Tim koordinasi, kata dia, harus bekerja dengan benar sehingga pertemuan harus dilakukan. “Membuat sesuatu, ada output-nya. Tantangan memang nanti akan menjadi berwarna, ini artinya apa yang terjadi di masyarakat. Bukan hanya laporan bagus-bagus saja.”
INFID pun menilai pelaksanaan SDGs ini masih berjalan sendiri-sendiri. Masing-masing lembaga masih belum terhubung. Pemerintah harus menjadi leader bagi mereka sendiri dan kelompok lainnya, sehingga tidak bergerak sendiri.
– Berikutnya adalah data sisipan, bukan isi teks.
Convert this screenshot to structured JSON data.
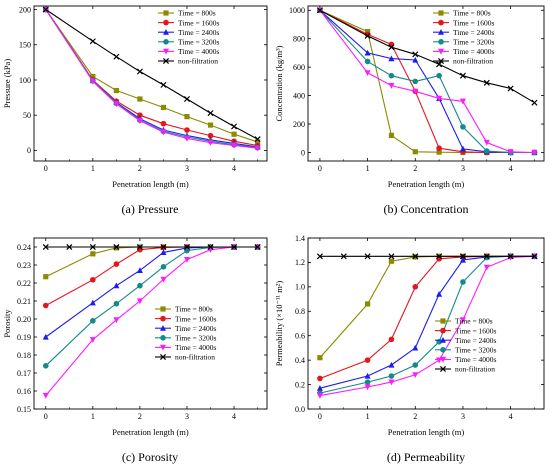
{
  "chart_data": [
    {
      "type": "line",
      "caption": "(a) Pressure",
      "xlabel": "Penetration length (m)",
      "ylabel": "Pressure (kPa)",
      "xlim": [
        -0.25,
        4.7
      ],
      "ylim": [
        -15,
        205
      ],
      "xticks": [
        0,
        1,
        2,
        3,
        4
      ],
      "yticks": [
        0,
        50,
        100,
        150,
        200
      ],
      "legend": "top-right",
      "series": [
        {
          "name": "Time = 800s",
          "color": "#8b8b00",
          "marker": "square",
          "x": [
            0,
            1,
            1.5,
            2,
            2.5,
            3,
            3.5,
            4,
            4.5
          ],
          "y": [
            200,
            105,
            85,
            73,
            61,
            48,
            36,
            23,
            12
          ]
        },
        {
          "name": "Time = 1600s",
          "color": "#e8141c",
          "marker": "circle",
          "x": [
            0,
            1,
            1.5,
            2,
            2.5,
            3,
            3.5,
            4,
            4.5
          ],
          "y": [
            200,
            100,
            70,
            50,
            38,
            29,
            21,
            13,
            7
          ]
        },
        {
          "name": "Time = 2400s",
          "color": "#1c1cf0",
          "marker": "triangle",
          "x": [
            0,
            1,
            1.5,
            2,
            2.5,
            3,
            3.5,
            4,
            4.5
          ],
          "y": [
            200,
            99,
            68,
            45,
            29,
            21,
            15,
            10,
            5
          ]
        },
        {
          "name": "Time = 3200s",
          "color": "#158a8a",
          "marker": "circle",
          "x": [
            0,
            1,
            1.5,
            2,
            2.5,
            3,
            3.5,
            4,
            4.5
          ],
          "y": [
            200,
            99,
            67,
            43,
            27,
            19,
            13,
            8,
            4
          ]
        },
        {
          "name": "Time = 4000s",
          "color": "#ff1aff",
          "marker": "triangle-down",
          "x": [
            0,
            1,
            1.5,
            2,
            2.5,
            3,
            3.5,
            4,
            4.5
          ],
          "y": [
            200,
            98,
            66,
            42,
            26,
            17,
            11,
            7,
            3
          ]
        },
        {
          "name": "non-filtration",
          "color": "#000000",
          "marker": "cross",
          "x": [
            0,
            1,
            1.5,
            2,
            2.5,
            3,
            3.5,
            4,
            4.5
          ],
          "y": [
            200,
            155,
            133,
            112,
            93,
            73,
            53,
            34,
            16
          ]
        }
      ]
    },
    {
      "type": "line",
      "caption": "(b) Concentration",
      "xlabel": "Penetration length (m)",
      "ylabel": "Concentration (kg/m³)",
      "xlim": [
        -0.25,
        4.7
      ],
      "ylim": [
        -60,
        1030
      ],
      "xticks": [
        0,
        1,
        2,
        3,
        4
      ],
      "yticks": [
        0,
        200,
        400,
        600,
        800,
        1000
      ],
      "legend": "top-right",
      "series": [
        {
          "name": "Time = 800s",
          "color": "#8b8b00",
          "marker": "square",
          "x": [
            0,
            1,
            1.5,
            2,
            2.5,
            3,
            3.5,
            4,
            4.5
          ],
          "y": [
            1000,
            850,
            120,
            5,
            2,
            0,
            0,
            0,
            0
          ]
        },
        {
          "name": "Time = 1600s",
          "color": "#e8141c",
          "marker": "circle",
          "x": [
            0,
            1,
            1.5,
            2,
            2.5,
            3,
            3.5,
            4,
            4.5
          ],
          "y": [
            1000,
            830,
            760,
            430,
            30,
            5,
            0,
            0,
            0
          ]
        },
        {
          "name": "Time = 2400s",
          "color": "#1c1cf0",
          "marker": "triangle",
          "x": [
            0,
            1,
            1.5,
            2,
            2.5,
            3,
            3.5,
            4,
            4.5
          ],
          "y": [
            1000,
            700,
            660,
            650,
            380,
            25,
            5,
            0,
            0
          ]
        },
        {
          "name": "Time = 3200s",
          "color": "#158a8a",
          "marker": "circle",
          "x": [
            0,
            1,
            1.5,
            2,
            2.5,
            3,
            3.5,
            4,
            4.5
          ],
          "y": [
            1000,
            640,
            540,
            500,
            540,
            180,
            10,
            0,
            0
          ]
        },
        {
          "name": "Time = 4000s",
          "color": "#ff1aff",
          "marker": "triangle-down",
          "x": [
            0,
            1,
            1.5,
            2,
            2.5,
            3,
            3.5,
            4,
            4.5
          ],
          "y": [
            1000,
            560,
            470,
            430,
            380,
            360,
            70,
            5,
            0
          ]
        },
        {
          "name": "non-filtration",
          "color": "#000000",
          "marker": "cross",
          "x": [
            0,
            1,
            1.5,
            2,
            2.5,
            3,
            3.5,
            4,
            4.5
          ],
          "y": [
            1000,
            820,
            740,
            690,
            620,
            540,
            490,
            450,
            350
          ]
        }
      ]
    },
    {
      "type": "line",
      "caption": "(c) Porosity",
      "xlabel": "Penetration length (m)",
      "ylabel": "Porosity",
      "xlim": [
        -0.25,
        4.7
      ],
      "ylim": [
        0.15,
        0.245
      ],
      "xticks": [
        0,
        1,
        2,
        3,
        4
      ],
      "yticks": [
        0.15,
        0.16,
        0.17,
        0.18,
        0.19,
        0.2,
        0.21,
        0.22,
        0.23,
        0.24
      ],
      "ytick_labels": [
        "0.15",
        "0.16",
        "0.17",
        "0.18",
        "0.19",
        "0.20",
        "0.21",
        "0.22",
        "0.23",
        "0.24"
      ],
      "legend": "bottom-right",
      "series": [
        {
          "name": "Time = 800s",
          "color": "#8b8b00",
          "marker": "square",
          "x": [
            0,
            1,
            1.5,
            2,
            2.5,
            3,
            3.5,
            4,
            4.5
          ],
          "y": [
            0.2235,
            0.2362,
            0.2395,
            0.24,
            0.24,
            0.24,
            0.24,
            0.24,
            0.24
          ]
        },
        {
          "name": "Time = 1600s",
          "color": "#e8141c",
          "marker": "circle",
          "x": [
            0,
            1,
            1.5,
            2,
            2.5,
            3,
            3.5,
            4,
            4.5
          ],
          "y": [
            0.2075,
            0.2218,
            0.2305,
            0.2385,
            0.2398,
            0.24,
            0.24,
            0.24,
            0.24
          ]
        },
        {
          "name": "Time = 2400s",
          "color": "#1c1cf0",
          "marker": "triangle",
          "x": [
            0,
            1,
            1.5,
            2,
            2.5,
            3,
            3.5,
            4,
            4.5
          ],
          "y": [
            0.19,
            0.209,
            0.2185,
            0.227,
            0.237,
            0.2395,
            0.24,
            0.24,
            0.24
          ]
        },
        {
          "name": "Time = 3200s",
          "color": "#158a8a",
          "marker": "circle",
          "x": [
            0,
            1,
            1.5,
            2,
            2.5,
            3,
            3.5,
            4,
            4.5
          ],
          "y": [
            0.174,
            0.199,
            0.2085,
            0.2185,
            0.229,
            0.238,
            0.2398,
            0.24,
            0.24
          ]
        },
        {
          "name": "Time = 4000s",
          "color": "#ff1aff",
          "marker": "triangle-down",
          "x": [
            0,
            1,
            1.5,
            2,
            2.5,
            3,
            3.5,
            4,
            4.5
          ],
          "y": [
            0.1575,
            0.1885,
            0.1995,
            0.21,
            0.222,
            0.233,
            0.2385,
            0.24,
            0.24
          ]
        },
        {
          "name": "non-filtration",
          "color": "#000000",
          "marker": "cross",
          "x": [
            0,
            0.5,
            1,
            1.5,
            2,
            2.5,
            3,
            3.5,
            4,
            4.5
          ],
          "y": [
            0.24,
            0.24,
            0.24,
            0.24,
            0.24,
            0.24,
            0.24,
            0.24,
            0.24,
            0.24
          ]
        }
      ]
    },
    {
      "type": "line",
      "caption": "(d) Permeability",
      "xlabel": "Penetration length (m)",
      "ylabel": "Permeability (×10⁻¹¹ m²)",
      "xlim": [
        -0.25,
        4.7
      ],
      "ylim": [
        0.0,
        1.4
      ],
      "xticks": [
        0,
        1,
        2,
        3,
        4
      ],
      "yticks": [
        0.0,
        0.2,
        0.4,
        0.6,
        0.8,
        1.0,
        1.2,
        1.4
      ],
      "ytick_labels": [
        "0.0",
        "0.2",
        "0.4",
        "0.6",
        "0.8",
        "1.0",
        "1.2",
        "1.4"
      ],
      "legend": "bottom-right",
      "series": [
        {
          "name": "Time = 800s",
          "color": "#8b8b00",
          "marker": "square",
          "x": [
            0,
            1,
            1.5,
            2,
            2.5,
            3,
            3.5,
            4,
            4.5
          ],
          "y": [
            0.42,
            0.86,
            1.21,
            1.245,
            1.25,
            1.25,
            1.25,
            1.25,
            1.25
          ]
        },
        {
          "name": "Time = 1600s",
          "color": "#e8141c",
          "marker": "circle",
          "x": [
            0,
            1,
            1.5,
            2,
            2.5,
            3,
            3.5,
            4,
            4.5
          ],
          "y": [
            0.25,
            0.4,
            0.57,
            1.0,
            1.23,
            1.245,
            1.25,
            1.25,
            1.25
          ]
        },
        {
          "name": "Time = 2400s",
          "color": "#1c1cf0",
          "marker": "triangle",
          "x": [
            0,
            1,
            1.5,
            2,
            2.5,
            3,
            3.5,
            4,
            4.5
          ],
          "y": [
            0.17,
            0.27,
            0.36,
            0.5,
            0.94,
            1.22,
            1.245,
            1.25,
            1.25
          ]
        },
        {
          "name": "Time = 3200s",
          "color": "#158a8a",
          "marker": "circle",
          "x": [
            0,
            1,
            1.5,
            2,
            2.5,
            3,
            3.5,
            4,
            4.5
          ],
          "y": [
            0.13,
            0.22,
            0.27,
            0.36,
            0.55,
            1.04,
            1.24,
            1.25,
            1.25
          ]
        },
        {
          "name": "Time = 4000s",
          "color": "#ff1aff",
          "marker": "triangle-down",
          "x": [
            0,
            1,
            1.5,
            2,
            2.5,
            3,
            3.5,
            4,
            4.5
          ],
          "y": [
            0.11,
            0.18,
            0.22,
            0.28,
            0.4,
            0.73,
            1.16,
            1.24,
            1.25
          ]
        },
        {
          "name": "non-filtration",
          "color": "#000000",
          "marker": "cross",
          "x": [
            0,
            0.5,
            1,
            1.5,
            2,
            2.5,
            3,
            3.5,
            4,
            4.5
          ],
          "y": [
            1.25,
            1.25,
            1.25,
            1.25,
            1.25,
            1.25,
            1.25,
            1.25,
            1.25,
            1.25
          ]
        }
      ]
    }
  ]
}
Kebutuhan kita apa, jangan kegiatan dulu baru dicocok-cocokin.”
Namun, Bona tetap optimistis target SDGs dengan waktu sepuluh tahun lagi ini bisa dikejar. Terutama bila situasi tantangan keterbukaan, pelaksanaan multipihak, dan kegiatan berdasaran kebutuhan bisa dilakukan.
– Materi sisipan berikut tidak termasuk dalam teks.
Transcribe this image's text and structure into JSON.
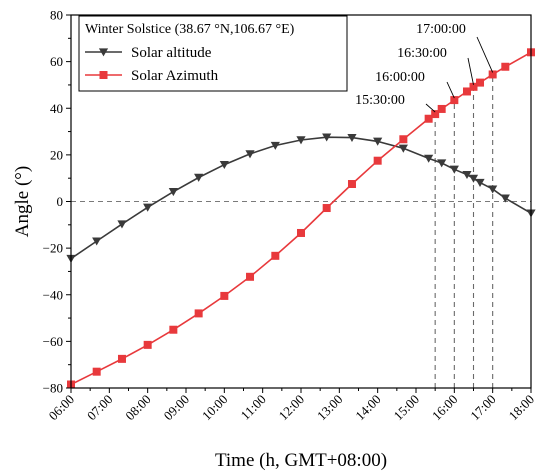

“Termasuk pelaksanaan monitoring. Kita sudah lima tahun, harusnya pemantauan dilakukan tahun ini. Pemantauan hasil pelaksanaan multipihak. Jadi tidak hanya laporan pemerintah, tapi juga dari kelompok swasta, universitas, dan lainnya. Saya pikir 10 tahun ini bisa dikejar kalau kita melakukan yang menjadi prasyarat atau kondisi yang tercantum dalam SDGs.”
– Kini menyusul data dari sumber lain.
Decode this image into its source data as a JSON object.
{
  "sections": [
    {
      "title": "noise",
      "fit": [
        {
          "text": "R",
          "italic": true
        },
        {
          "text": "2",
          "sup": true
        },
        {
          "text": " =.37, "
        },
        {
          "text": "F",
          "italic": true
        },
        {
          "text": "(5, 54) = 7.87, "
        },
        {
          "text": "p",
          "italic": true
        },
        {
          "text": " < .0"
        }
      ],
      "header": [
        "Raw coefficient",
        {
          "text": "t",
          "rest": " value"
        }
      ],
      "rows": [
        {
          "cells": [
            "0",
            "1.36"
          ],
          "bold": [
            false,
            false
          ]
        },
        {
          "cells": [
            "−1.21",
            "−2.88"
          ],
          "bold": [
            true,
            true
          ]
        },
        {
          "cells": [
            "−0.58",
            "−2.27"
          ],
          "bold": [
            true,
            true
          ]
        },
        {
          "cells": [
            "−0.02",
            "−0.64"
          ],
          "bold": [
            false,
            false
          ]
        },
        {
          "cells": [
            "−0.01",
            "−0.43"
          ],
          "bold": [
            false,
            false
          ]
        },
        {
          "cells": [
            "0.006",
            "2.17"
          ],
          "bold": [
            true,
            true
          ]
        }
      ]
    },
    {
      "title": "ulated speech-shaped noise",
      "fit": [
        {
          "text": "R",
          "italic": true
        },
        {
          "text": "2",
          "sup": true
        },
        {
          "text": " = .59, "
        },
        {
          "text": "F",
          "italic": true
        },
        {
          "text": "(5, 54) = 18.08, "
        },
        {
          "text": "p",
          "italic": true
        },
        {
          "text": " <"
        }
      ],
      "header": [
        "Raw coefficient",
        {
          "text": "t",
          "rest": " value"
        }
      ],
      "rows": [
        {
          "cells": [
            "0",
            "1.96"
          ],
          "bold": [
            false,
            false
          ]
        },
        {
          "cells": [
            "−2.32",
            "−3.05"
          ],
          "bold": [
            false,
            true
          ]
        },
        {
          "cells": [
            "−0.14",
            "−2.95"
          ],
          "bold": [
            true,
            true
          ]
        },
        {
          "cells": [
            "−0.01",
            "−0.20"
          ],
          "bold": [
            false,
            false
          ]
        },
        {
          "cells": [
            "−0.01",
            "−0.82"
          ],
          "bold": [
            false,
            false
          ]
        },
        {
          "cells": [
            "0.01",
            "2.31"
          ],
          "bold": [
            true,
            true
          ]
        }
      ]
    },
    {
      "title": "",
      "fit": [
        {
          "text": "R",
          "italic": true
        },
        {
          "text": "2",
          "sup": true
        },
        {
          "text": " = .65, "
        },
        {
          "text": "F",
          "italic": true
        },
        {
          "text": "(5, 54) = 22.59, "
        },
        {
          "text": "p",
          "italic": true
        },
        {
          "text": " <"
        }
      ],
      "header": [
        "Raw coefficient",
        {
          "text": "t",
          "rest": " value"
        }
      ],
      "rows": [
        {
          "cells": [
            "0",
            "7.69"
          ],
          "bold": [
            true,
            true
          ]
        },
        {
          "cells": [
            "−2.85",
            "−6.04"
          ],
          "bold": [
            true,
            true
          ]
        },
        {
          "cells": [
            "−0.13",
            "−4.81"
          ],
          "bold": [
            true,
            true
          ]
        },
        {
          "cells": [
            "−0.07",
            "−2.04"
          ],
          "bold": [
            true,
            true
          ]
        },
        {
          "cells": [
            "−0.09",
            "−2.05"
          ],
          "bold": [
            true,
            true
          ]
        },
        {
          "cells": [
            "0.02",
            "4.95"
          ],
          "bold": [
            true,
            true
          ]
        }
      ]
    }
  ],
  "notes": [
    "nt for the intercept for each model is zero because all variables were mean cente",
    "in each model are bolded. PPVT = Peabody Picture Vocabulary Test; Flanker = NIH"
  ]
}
BIODATA – BONA TUA PARLINGGOMAN PARHUSIP. PENDIDIKAN – Sarjana Ilmu Sosial dan Ilmu Politik di Universitas Padjajaran. PEKERJAAN – (November 2018-sekarang) Program Officer SDG di INFID, (Oktober 2015-September 2017) konsultan peneliti di INFID, (May – Agustus 2015) konsultan peneliti di Save the Children Indoneia. (November 2012- Maret 2014) Konsultan peneliti di Perkumpulan PRAKARSA dan GLOBE INTERNATIONAL UK. (Juni – Agustus 2012) Oxford Policy Management Indonesia. PENERBITAN – Panduan Monitoring dan Evaluasi bagi Pelaksanaan Pencapaian Tujuan Pembangunan Berkelanjutan di Daerah (2019), Panduan Pelaksanaan SDGs dan HAM (2019), Bunga Rampai KLHS (2019), Menuju Pembangunan Yang Lebih Berkeadilan di Indonesia, Potret Situasi, Penyebab, dan Rekomendasi Penurunan Ketimpangan 2018 (2019), Panduang SDGs untuk Pemerintah Daerah (Kota dan Kabupaten) dan Pemangku Kepentingan (2016), Delivering the promise of post–2015 development agenda in Indonesia. Indonesian case study in From Agreement to Action: Delivering the Sustainable Development Goals (2015), Buku Kajian Karakteristik Pemagangan Luar Negeri (2011).